Drew characterizes political strategies as human efforts to nudge the culture in the direction of greater conformity in moral priorities, exemplified by principles such as the ten commandments.
Lizardi recalls people voting for Trump in the 2016 presidential election because he was a Christian. She believes that no matter what a candidate’s religious affiliation is, political experience should take priority. Even though she doesn’t agree with both Trump’s moral principles or political strategies, she wanted to learn how to be more tolerant of those with opposing views.
“How can I find a commonality? How can I agree to disagree and still be in unity with maybe Republicans, Democrats, liberals, all these different positions,” said Lizardi.
“My disturbance is that a lot of Christians say we have to vote for Trump because he’s the one that’s for us. So I’m so grateful for this workshop because that’s going to help me to have patience and understanding for somebody else’s view.”
Sean Dedier is a clinical coordinator for a substance abuse program and part of the church ministry. “I thought that it was an extremely necessary event. I agree with Charlie in respect to a lot of times politics is something that Christians want to stay away from. The falsehood of separation of church and state that actually doesn’t exist in our constitution is a lie that has taken on a life of its own,” said Dedier.
“It was six of us at the table and at no point in time were we all on the same page. We had different views of the topics, but we were mindful of it being gospel-driven.”

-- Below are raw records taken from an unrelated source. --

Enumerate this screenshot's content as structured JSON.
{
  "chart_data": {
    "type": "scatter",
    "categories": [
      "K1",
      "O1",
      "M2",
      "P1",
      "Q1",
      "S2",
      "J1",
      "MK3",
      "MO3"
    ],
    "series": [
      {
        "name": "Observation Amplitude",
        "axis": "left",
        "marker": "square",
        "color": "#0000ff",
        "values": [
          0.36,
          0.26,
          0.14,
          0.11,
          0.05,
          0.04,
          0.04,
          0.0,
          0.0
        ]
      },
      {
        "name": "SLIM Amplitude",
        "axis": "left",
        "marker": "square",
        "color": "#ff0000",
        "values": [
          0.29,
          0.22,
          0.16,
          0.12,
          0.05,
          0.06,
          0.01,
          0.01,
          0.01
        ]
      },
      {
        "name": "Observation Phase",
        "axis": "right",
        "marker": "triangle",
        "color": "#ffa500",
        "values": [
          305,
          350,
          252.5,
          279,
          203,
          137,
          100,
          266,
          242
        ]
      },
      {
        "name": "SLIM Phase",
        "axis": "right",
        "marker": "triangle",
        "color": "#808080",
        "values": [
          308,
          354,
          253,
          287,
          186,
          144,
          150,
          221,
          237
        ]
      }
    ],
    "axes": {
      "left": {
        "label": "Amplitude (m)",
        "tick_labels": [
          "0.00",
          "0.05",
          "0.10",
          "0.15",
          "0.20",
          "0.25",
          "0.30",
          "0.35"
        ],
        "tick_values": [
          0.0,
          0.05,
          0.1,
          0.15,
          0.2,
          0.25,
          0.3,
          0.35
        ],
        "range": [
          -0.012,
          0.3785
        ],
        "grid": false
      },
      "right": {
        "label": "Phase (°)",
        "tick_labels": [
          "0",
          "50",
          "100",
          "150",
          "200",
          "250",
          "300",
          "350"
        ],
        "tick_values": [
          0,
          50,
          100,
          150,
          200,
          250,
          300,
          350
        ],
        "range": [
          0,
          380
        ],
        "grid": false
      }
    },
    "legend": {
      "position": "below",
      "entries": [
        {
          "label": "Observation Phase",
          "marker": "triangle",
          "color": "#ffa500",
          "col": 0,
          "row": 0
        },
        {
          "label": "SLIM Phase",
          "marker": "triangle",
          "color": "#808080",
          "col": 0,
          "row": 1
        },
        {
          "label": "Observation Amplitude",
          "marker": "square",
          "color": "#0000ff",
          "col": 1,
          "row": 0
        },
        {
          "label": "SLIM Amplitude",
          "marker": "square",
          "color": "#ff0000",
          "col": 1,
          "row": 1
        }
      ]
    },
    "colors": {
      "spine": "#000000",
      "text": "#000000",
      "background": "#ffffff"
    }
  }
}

Guides authored by Drew – in which he gives reasons Christians shouldn’t be afraid to speak in the political sphere, using bible passages as context – were handed out to participants.
Some questions in the guides were: Should we seek to put our moral values into law? Should we support certain candidates because they represent the “lesser of two evils,” even if we don’t completely agree with their views?, What value should I give to a candidate’s faith in the campaigning and election process?, and How do we graciously and respectfully engage in political conversations with friends who ignore spiritual realities?
The questions were followed by biblical passages intended to help Christians frame the political issues in a context they understand and accept. The guide ended with a section labeled “Reflection on Climate Change and Christian Responsibility,” again using bible passages as context, such as God loving and caring for the land he created, but also including graphs and data to support the assertion and reinforce the importance of climate change.
“The event is about helping churches to be two things at the same time: to be engaged with social and political concerns in the world and not fighting with each other on the inevitable differences of opinion as to how to be engaged,” said Drew.
“I don’t think the church is doing a good job at [either] of those things. It’s either involved, but partisan, or it’s not involved at all. So the trick is, how can you be involved but not be [as polarized as] the rest of the culture?”